Colombo (AsiaNews) – “Ho visto la fame tra i rifugiati singalesi e questo mi ha spinto a diventare un attivista per il riconoscimento dei loro diritti”. Lo dice ad AsiaNews l’avvocato cristiano Lakshan Dias, che racconta la sua decennale opera in favore dei rifugiati accampati in Sri Lanka. Egli difende le loro cause per lo più senza percepire stipendio. “È lo spirito cristiano – afferma – che mi guida in questa missione. Ho visto le condizioni in cui vivono rifugiati e richiedenti asilo e mi batto per loro.
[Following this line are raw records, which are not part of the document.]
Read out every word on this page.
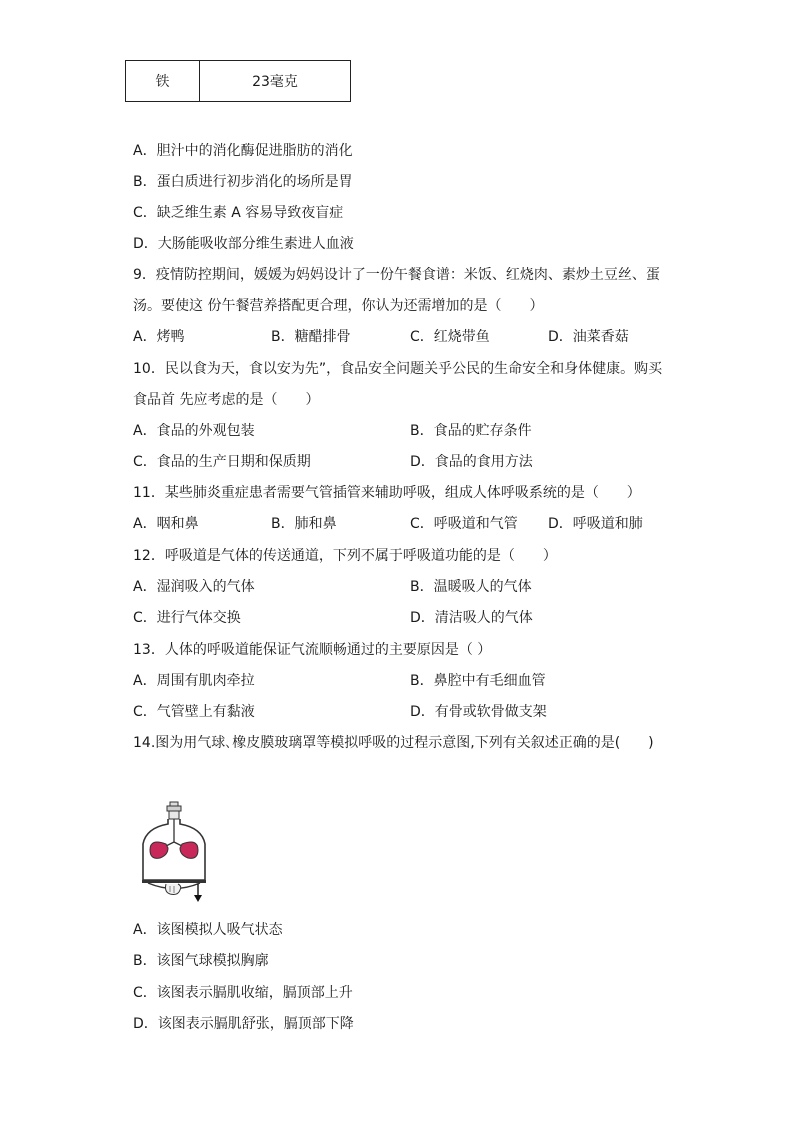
铁	23毫克
A．胆汁中的消化酶促进脂肪的消化
B．蛋白质进行初步消化的场所是胃
C．缺乏维生素 A 容易导致夜盲症
D．大肠能吸收部分维生素进人血液
9．疫情防控期间，媛媛为妈妈设计了一份午餐食谱：米饭、红烧肉、素炒土豆丝、蛋
汤。要使这 份午餐营养搭配更合理，你认为还需增加的是（　　）
A．烤鸭	B．糖醋排骨	C．红烧带鱼	D．油菜香菇
10．民以食为天，食以安为先”，食品安全问题关乎公民的生命安全和身体健康。购买
食品首 先应考虑的是（　　）
A．食品的外观包装	B．食品的贮存条件
C．食品的生产日期和保质期	D．食品的食用方法
11．某些肺炎重症患者需要气管插管来辅助呼吸，组成人体呼吸系统的是（　　）
A．咽和鼻	B．肺和鼻	C．呼吸道和气管 D．呼吸道和肺
12．呼吸道是气体的传送通道，下列不属于呼吸道功能的是（　　）
A．湿润吸入的气体	B．温暖吸人的气体
C．进行气体交换	D．清洁吸人的气体
13．人体的呼吸道能保证气流顺畅通过的主要原因是（ ）
A．周围有肌肉牵拉	B．鼻腔中有毛细血管
C．气管壁上有黏液	D．有骨或软骨做支架
14.图为用气球､橡皮膜玻璃罩等模拟呼吸的过程示意图,下列有关叙述正确的是(　　)
A．该图模拟人吸气状态
B．该图气球模拟胸廓
C．该图表示膈肌收缩，膈顶部上升
D．该图表示膈肌舒张，膈顶部下降
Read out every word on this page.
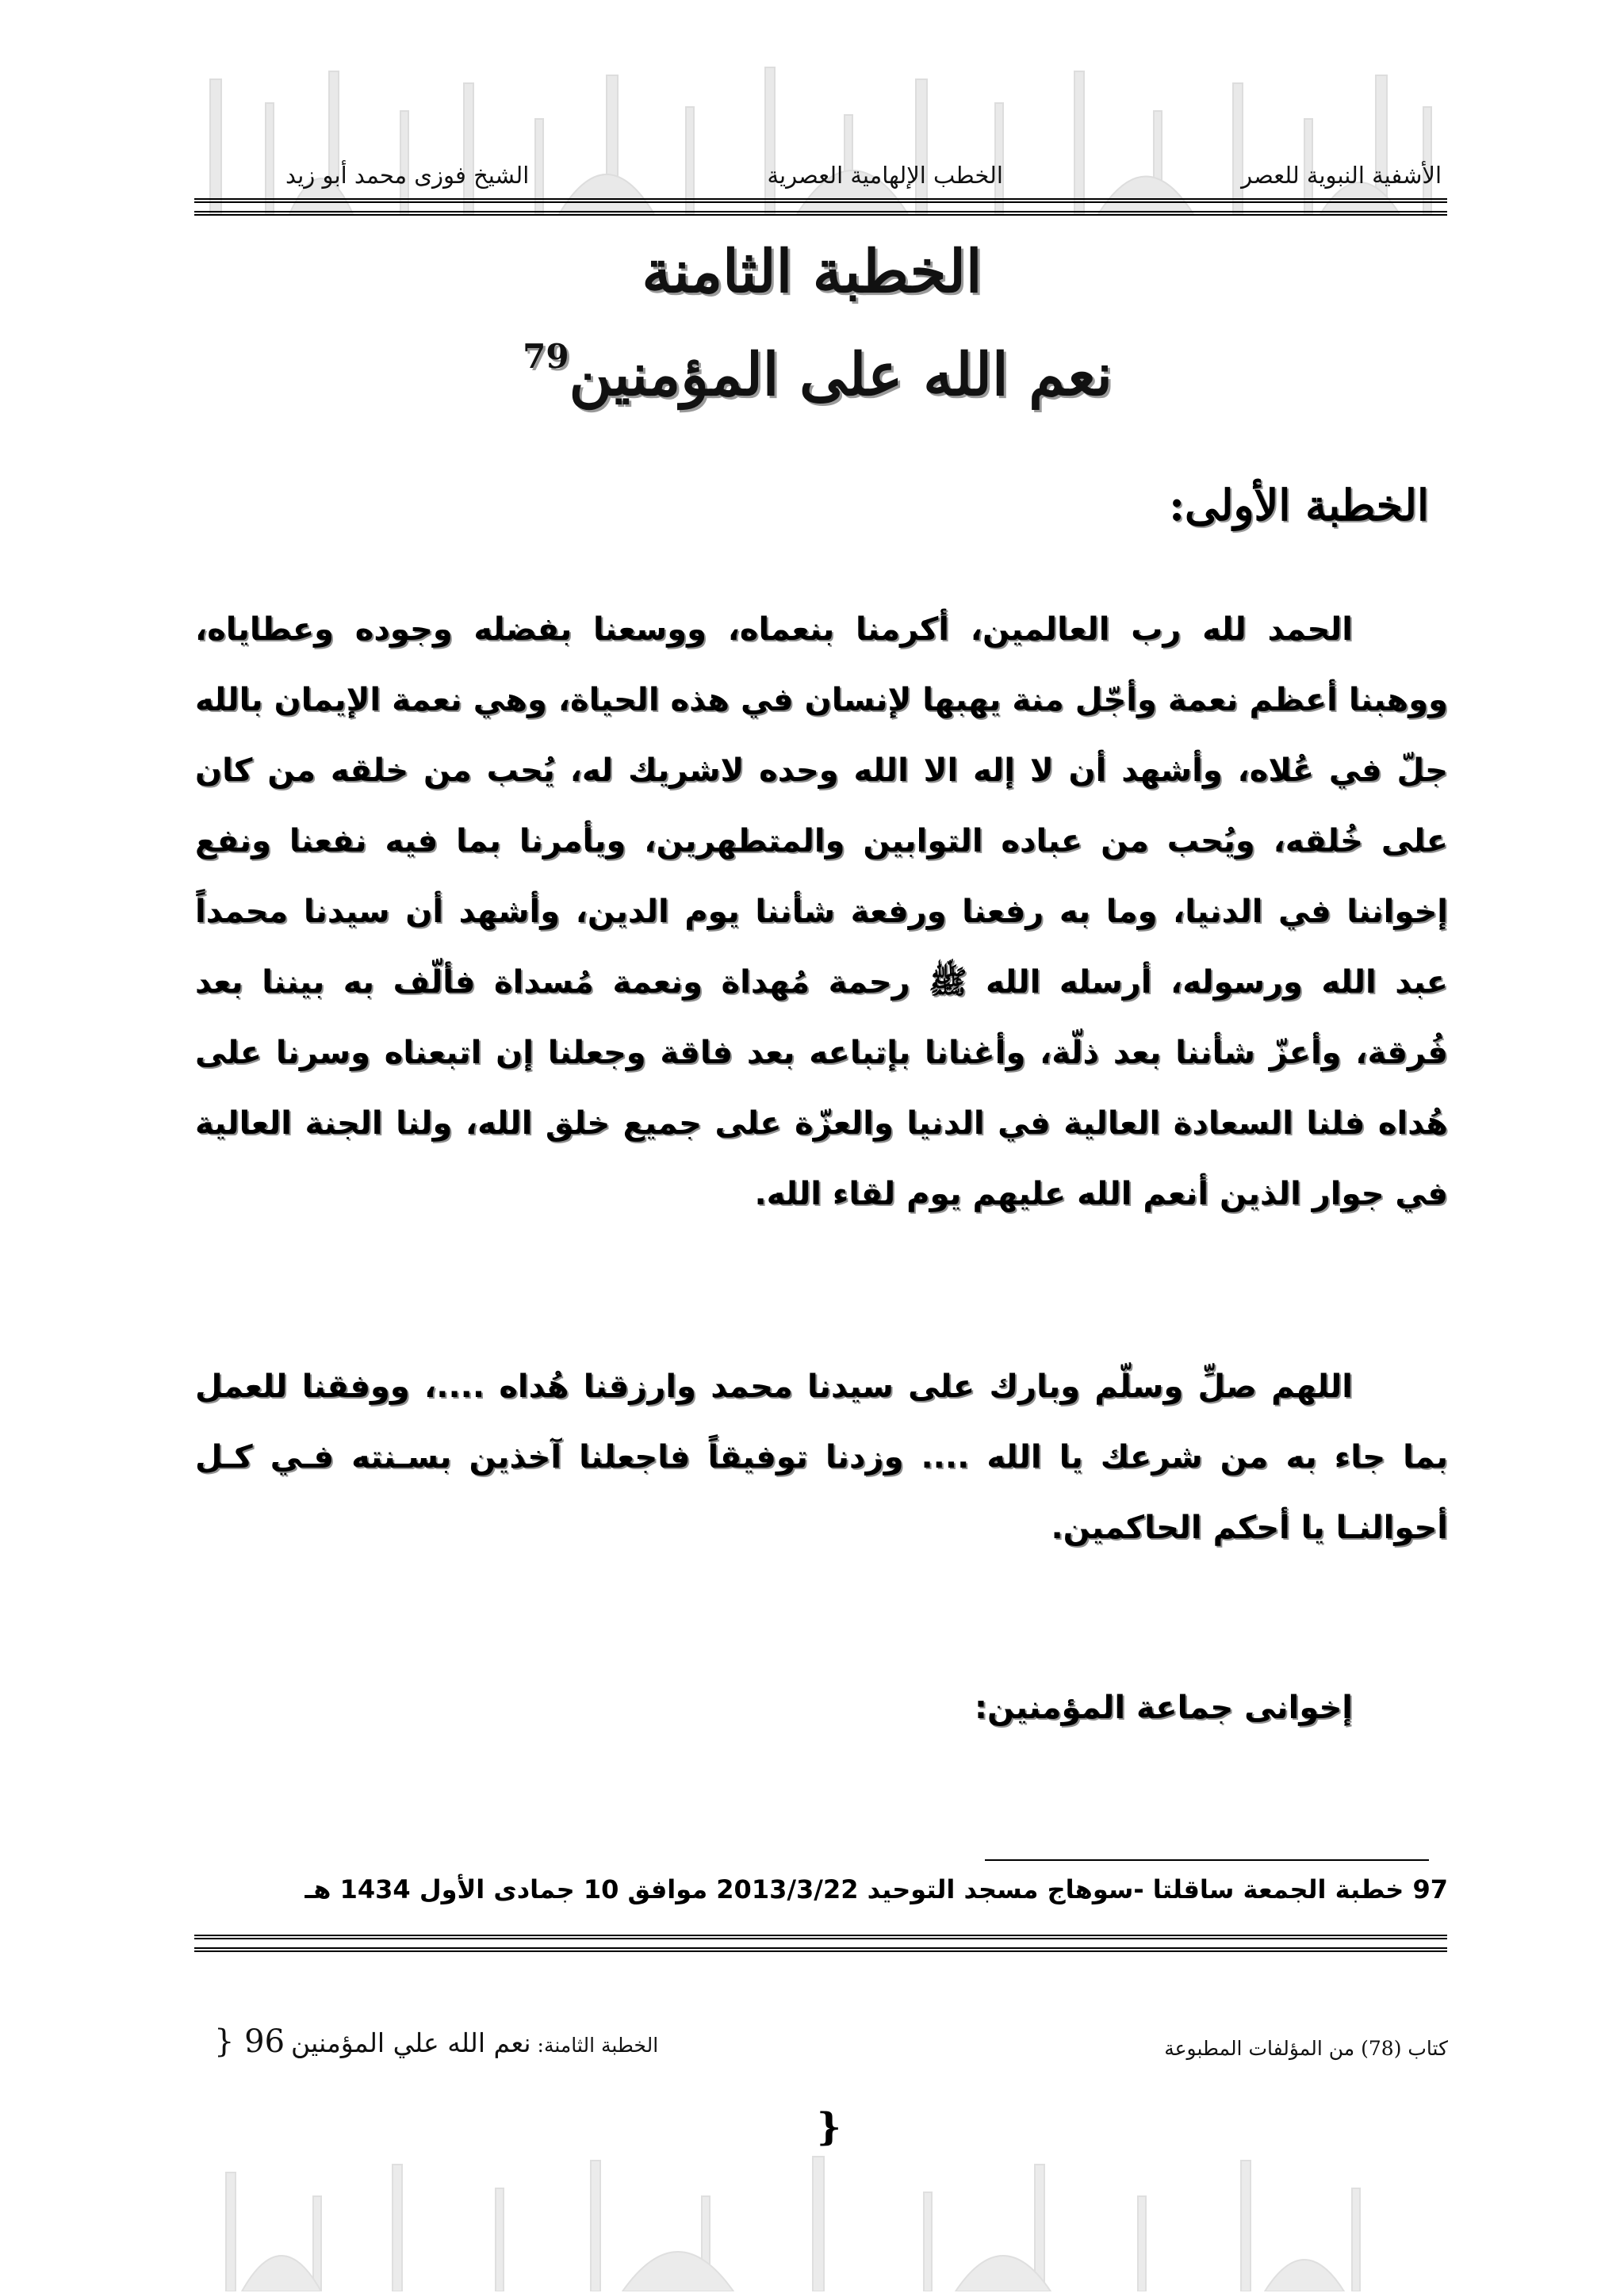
الشيخ فوزى محمد أبو زيد	الخطب الإلهامية العصرية	الأشفية النبوية للعصر
الخطبة الثامنة
نعم الله على المؤمنين$^{79}$
الخطبة الأولى:
الحمد لله رب العالمين، أكرمنا بنعماه، ووسعنا بفضله وجوده وعطاياه، ووهبنا أعظم نعمة وأجّل منة يهبها لإنسان في هذه الحياة، وهي نعمة الإيمان بالله جلّ في عُلاه، وأشهد أن لا إله الا الله وحده لاشريك له، يُحب من خلقه من كان على خُلقه، ويُحب من عباده التوابين والمتطهرين، ويأمرنا بما فيه نفعنا ونفع إخواننا في الدنيا، وما به رفعنا ورفعة شأننا يوم الدين، وأشهد أن سيدنا محمداً عبد الله ورسوله، أرسله الله ﷺ رحمة مُهداة ونعمة مُسداة فألّف به بيننا بعد فُرقة، وأعزّ شأننا بعد ذلّة، وأغنانا بإتباعه بعد فاقة وجعلنا إن اتبعناه وسرنا على هُداه فلنا السعادة العالية في الدنيا والعزّة على جميع خلق الله، ولنا الجنة العالية في جوار الذين أنعم الله عليهم يوم لقاء الله.
اللهم صلِّ وسلّم وبارك على سيدنا محمد وارزقنا هُداه ....، ووفقنا للعمل بما جاء به من شرعك يا الله .... وزدنا توفيقاً فاجعلنا آخذين بسـنته فـي كـل أحوالنـا يا أحكم الحاكمين.
إخوانى جماعة المؤمنين:
97 خطبة الجمعة ساقلتا -سوهاج مسجد التوحيد 2013/3/22 موافق 10 جمادى الأول 1434 هـ
كتاب (78) من المؤلفات المطبوعة
الخطبة الثامنة: نعم الله علي المؤمنين 96 {
}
Testimonio Cristo in questa missione”.

L’avvocato ricorda di aver incontrato per la prima volta alcuni rifugiati singalesi nel 1996, quando era in Norvegia. “Lì il comune di Stavanger – riferisce – aveva creato un campo per l’accoglienza di singalesi e tamil [che scappavano dalla guerra civile tra esercito e Tigri Tamil, ndr]. Essi vivevano in maniera stanziale in un’area chiamata ‘dale’. In seguito ho lavorato a Hong Kong come volontario di Ong che si occupavano di richiedenti asilo. Il lavoro era molto duro, spesso finivamo di compilare le domande ben oltre la mezzanotte”.

Tornato nel suo Paese, e vista la sua esperienza in materia, il National Christian Council lo contatta per un sostegno nel determinare lo status di rifugiato di una famiglia pakistana. Da quel momento inizia a lavorare anche in collaborazione con l’Evangelical Alliance. Infatti, spiega, “tra coloro che fanno domanda d’asilo ci sono molti cristiani, oltre a musulmani sciiti e ahmadi”.

L’attivista riporta che in tutto lo Sri Lanka vivono circa 1200 rifugiati. Essi provengono in maggioranza da territori segnati da guerre e conflitti, come Afghanistan, Siria, Palestina, Iran, Somalia e Nigeria, ma anche dalle vicine Maldive e i Rohingya dal Myanmar, e vivono soprattutto nell’area di Negombo [vicino Colombo, ndr]. Di loro si occupa soprattutto l’Unhcr, l’agenzia Onu per i rifugiati, e diverse altre organizzazioni.

In realtà, sottolinea, “tutte queste persone non hanno il diritto di rimanere qui e non possono lavorare perché il Paese non ha firmato la Convenzione sullo status dei rifugiati del 1951. Ma non dobbiamo dimenticare che siamo stati i primi a generare rifugiati [durante il conflitto civile], costringendo quasi un milione di persone a cercare riparo all’estero”. “Il mondo si prende cura di loro – evidenzia – per esempio l’India accoglie circa 100mila persone e altre 200mila sono sparse in tutto il mondo”. Per tutti questi motivi, ribadisce in conclusione, “è nostra responsabilità prenderci cura di queste persone. Se non possono lavorare, essi non hanno altra scelta che mendicare. Pertanto il governo dovrebbe prendere in considerazione l’idea di consentire loro qualche forma di impiego, magari sotto la supervisione dell’Unhcr, affinchè possano sopravvivere”.